Key Responsibilities:
 ●     Design, implement, and optimize end-to-end LLM-based solutions for real-world applications.
●     Develop and maintain RAG pipelines integrating vector databases, embeddings, and retrieval techniques.
●     Fine-tune pre-trained language models using LoRA or similar methods.
●     Apply quantization and optimization strategies to deploy models efficiently on constrained environments.
●     Collaborate with data scientists, software engineers, and product teams to integrate AI features into production systems.
●     Monitor, evaluate, and continuously improve model performance and reliability.
Required Skills:
●     3–5 years of experience in AI/ML development or applied NLP.
●     Proficient in Python and frameworks such as PyTorch or TensorFlow.

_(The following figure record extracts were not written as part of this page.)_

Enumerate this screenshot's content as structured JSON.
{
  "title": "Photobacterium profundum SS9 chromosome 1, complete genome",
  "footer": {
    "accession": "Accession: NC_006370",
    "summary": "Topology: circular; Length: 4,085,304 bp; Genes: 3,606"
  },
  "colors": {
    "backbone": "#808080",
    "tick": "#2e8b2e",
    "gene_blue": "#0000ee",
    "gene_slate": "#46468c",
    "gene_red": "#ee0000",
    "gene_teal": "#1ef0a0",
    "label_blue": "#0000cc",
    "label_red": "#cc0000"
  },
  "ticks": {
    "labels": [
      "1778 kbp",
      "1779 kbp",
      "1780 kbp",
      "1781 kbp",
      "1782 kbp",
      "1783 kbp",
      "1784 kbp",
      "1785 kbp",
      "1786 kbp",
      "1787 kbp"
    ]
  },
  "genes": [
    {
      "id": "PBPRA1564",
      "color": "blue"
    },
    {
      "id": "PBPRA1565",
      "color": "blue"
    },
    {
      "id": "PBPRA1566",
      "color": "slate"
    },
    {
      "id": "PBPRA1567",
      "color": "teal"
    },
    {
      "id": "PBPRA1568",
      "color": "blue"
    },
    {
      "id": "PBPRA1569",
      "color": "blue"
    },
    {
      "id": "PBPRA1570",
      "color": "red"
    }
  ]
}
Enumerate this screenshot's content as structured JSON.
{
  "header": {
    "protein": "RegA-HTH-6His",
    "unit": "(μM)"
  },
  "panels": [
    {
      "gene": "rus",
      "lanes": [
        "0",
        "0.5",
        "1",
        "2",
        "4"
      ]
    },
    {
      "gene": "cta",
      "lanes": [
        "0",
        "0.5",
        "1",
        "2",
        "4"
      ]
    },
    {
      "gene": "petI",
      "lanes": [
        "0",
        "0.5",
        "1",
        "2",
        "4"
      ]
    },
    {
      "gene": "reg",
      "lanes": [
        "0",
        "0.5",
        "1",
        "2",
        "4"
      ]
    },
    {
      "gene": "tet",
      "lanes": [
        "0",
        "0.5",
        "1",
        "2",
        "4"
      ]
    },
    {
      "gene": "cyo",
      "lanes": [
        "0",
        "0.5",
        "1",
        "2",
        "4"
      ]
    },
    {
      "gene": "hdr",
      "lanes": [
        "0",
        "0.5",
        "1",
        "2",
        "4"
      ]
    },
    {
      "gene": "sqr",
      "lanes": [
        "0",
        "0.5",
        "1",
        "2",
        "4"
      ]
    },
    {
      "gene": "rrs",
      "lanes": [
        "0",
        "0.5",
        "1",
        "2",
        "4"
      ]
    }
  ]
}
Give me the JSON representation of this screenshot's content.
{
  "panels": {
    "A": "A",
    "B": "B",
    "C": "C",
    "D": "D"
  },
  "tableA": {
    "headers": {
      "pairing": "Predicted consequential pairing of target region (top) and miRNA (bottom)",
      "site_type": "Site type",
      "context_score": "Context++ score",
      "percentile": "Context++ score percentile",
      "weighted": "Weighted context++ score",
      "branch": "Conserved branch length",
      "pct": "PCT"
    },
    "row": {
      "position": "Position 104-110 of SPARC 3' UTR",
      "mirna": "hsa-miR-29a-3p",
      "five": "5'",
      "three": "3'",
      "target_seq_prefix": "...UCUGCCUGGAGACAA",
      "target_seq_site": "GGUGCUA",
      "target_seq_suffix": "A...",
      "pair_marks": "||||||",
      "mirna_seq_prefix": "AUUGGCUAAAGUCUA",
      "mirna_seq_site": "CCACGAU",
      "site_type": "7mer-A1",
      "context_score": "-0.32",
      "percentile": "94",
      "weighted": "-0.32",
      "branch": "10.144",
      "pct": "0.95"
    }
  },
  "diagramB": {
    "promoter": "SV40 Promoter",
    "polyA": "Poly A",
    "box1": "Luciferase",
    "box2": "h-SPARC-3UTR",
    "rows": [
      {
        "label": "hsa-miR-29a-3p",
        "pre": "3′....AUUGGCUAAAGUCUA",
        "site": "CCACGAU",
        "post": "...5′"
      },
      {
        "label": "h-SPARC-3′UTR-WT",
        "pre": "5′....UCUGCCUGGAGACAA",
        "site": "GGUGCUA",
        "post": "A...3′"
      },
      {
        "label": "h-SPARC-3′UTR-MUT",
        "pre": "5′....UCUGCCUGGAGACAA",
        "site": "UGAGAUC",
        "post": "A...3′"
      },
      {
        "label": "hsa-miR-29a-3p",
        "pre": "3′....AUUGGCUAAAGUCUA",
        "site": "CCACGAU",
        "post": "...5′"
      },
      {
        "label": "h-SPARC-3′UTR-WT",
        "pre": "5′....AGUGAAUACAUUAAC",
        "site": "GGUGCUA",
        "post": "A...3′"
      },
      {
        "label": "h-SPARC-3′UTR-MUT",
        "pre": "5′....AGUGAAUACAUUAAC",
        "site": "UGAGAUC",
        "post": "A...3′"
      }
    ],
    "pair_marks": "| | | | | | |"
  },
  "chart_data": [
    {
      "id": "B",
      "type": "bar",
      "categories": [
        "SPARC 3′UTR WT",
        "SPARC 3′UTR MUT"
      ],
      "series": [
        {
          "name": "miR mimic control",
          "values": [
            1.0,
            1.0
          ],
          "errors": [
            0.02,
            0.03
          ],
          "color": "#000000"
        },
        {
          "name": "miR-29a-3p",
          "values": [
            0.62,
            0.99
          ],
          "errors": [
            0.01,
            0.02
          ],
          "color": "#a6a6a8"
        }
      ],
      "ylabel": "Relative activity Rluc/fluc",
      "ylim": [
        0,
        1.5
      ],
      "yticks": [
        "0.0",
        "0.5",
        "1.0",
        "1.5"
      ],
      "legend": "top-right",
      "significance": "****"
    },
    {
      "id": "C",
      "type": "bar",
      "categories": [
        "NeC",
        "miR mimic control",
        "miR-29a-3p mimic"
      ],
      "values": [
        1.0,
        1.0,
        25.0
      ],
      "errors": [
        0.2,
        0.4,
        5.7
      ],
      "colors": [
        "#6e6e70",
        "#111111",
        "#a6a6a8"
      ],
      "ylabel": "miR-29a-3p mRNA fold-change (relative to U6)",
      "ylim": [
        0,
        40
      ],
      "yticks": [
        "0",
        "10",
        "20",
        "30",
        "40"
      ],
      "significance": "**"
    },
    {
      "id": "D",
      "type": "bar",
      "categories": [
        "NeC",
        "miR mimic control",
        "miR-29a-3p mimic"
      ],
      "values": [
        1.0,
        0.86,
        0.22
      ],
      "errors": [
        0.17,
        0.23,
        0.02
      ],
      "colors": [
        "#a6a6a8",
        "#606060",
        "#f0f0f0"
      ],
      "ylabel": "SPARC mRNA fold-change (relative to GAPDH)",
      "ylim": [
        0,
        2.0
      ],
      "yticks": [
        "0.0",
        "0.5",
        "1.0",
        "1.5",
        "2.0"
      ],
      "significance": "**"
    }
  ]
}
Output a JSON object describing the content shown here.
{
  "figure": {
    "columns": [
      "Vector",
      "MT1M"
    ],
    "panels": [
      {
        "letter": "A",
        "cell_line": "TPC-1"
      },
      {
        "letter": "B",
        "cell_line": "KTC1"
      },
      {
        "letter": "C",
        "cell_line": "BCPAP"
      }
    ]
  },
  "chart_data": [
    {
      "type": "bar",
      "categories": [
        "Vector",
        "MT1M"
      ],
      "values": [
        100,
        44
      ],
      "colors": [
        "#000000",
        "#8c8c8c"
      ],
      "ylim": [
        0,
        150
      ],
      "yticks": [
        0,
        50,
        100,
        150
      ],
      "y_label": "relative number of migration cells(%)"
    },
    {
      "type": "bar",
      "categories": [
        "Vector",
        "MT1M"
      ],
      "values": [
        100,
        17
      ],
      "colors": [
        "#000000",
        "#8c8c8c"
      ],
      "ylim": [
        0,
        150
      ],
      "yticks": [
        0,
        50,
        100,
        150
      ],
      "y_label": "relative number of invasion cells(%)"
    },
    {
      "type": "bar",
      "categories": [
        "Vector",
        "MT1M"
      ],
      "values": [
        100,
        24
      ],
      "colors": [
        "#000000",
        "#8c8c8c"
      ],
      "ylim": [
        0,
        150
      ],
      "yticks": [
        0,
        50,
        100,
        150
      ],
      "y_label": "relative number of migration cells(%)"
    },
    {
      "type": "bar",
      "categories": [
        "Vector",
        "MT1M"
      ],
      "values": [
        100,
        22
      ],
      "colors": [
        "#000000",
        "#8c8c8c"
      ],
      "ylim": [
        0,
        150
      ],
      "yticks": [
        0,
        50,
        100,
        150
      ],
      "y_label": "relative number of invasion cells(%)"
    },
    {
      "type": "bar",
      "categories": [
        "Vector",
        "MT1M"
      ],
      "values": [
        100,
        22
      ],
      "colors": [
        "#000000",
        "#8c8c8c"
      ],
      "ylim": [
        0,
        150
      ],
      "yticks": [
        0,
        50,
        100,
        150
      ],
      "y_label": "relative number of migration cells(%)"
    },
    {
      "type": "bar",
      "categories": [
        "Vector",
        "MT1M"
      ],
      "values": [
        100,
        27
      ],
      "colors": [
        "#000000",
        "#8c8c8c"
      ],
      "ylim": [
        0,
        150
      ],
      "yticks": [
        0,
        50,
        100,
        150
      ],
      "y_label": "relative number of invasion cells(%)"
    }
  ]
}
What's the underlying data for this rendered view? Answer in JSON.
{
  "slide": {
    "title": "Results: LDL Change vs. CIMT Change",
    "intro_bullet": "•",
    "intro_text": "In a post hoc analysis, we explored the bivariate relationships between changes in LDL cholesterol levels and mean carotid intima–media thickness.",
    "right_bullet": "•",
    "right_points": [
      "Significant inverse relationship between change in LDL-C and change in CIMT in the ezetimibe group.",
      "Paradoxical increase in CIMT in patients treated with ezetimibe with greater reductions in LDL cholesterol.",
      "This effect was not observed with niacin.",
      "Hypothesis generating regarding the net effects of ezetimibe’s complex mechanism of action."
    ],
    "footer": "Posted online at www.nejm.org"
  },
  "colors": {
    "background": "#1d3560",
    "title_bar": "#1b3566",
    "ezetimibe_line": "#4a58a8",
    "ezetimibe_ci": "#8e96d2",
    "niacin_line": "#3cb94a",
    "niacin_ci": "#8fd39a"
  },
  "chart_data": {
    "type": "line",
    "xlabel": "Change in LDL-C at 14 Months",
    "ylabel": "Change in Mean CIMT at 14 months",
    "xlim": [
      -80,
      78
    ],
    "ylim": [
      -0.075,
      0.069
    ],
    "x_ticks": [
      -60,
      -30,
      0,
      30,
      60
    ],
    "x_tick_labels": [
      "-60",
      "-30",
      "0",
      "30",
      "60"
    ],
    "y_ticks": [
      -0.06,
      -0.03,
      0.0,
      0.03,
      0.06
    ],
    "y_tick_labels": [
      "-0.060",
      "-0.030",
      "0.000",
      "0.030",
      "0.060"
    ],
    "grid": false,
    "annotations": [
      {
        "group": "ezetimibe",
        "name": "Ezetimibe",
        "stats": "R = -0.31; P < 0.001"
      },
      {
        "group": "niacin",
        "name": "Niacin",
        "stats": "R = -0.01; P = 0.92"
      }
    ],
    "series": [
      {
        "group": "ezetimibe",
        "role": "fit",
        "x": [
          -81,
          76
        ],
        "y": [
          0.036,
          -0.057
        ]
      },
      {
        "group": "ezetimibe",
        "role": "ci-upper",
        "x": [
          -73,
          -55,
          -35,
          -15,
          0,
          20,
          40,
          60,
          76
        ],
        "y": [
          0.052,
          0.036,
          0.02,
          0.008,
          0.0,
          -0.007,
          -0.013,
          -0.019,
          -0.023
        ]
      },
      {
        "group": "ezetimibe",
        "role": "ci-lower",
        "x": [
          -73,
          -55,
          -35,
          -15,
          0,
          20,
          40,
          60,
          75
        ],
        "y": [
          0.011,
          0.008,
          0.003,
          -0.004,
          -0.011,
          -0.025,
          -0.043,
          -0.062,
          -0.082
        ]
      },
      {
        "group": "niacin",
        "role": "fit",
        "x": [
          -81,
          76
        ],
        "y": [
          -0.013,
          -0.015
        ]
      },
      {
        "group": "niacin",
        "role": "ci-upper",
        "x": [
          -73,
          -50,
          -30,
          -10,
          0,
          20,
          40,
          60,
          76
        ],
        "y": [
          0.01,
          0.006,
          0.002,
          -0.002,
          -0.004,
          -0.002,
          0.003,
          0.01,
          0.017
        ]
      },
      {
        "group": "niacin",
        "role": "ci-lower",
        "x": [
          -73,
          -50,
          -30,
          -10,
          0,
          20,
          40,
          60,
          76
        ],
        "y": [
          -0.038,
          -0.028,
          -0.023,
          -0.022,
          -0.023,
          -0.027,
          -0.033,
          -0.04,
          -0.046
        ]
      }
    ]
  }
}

●     Strong understanding of LLM architectures (e.g., GPT, Llama, Falcon, Mistral).
●     Experience with RAG frameworks (LangChain, LlamaIndex, or custom retrieval setups).
●     Hands-on knowledge of LoRA, PEFT, and model quantization (GPTQ, AWQ, or similar).
●     Familiarity with vector databases like FAISS, Pinecone, or ChromaDB.
●     Good understanding of prompt engineering and evaluation techniques.
●     Cloud deployment experience (AWS, Azure, or GCP) is an advantage.
Preferred Skills :
●     Exposure to open‑source models and fine-tuning pipelines.
●     Experience integrating AI models into web or enterprise products.
●     Knowledge of containerization and MLOps (Docker, Kubernetes, MLflow).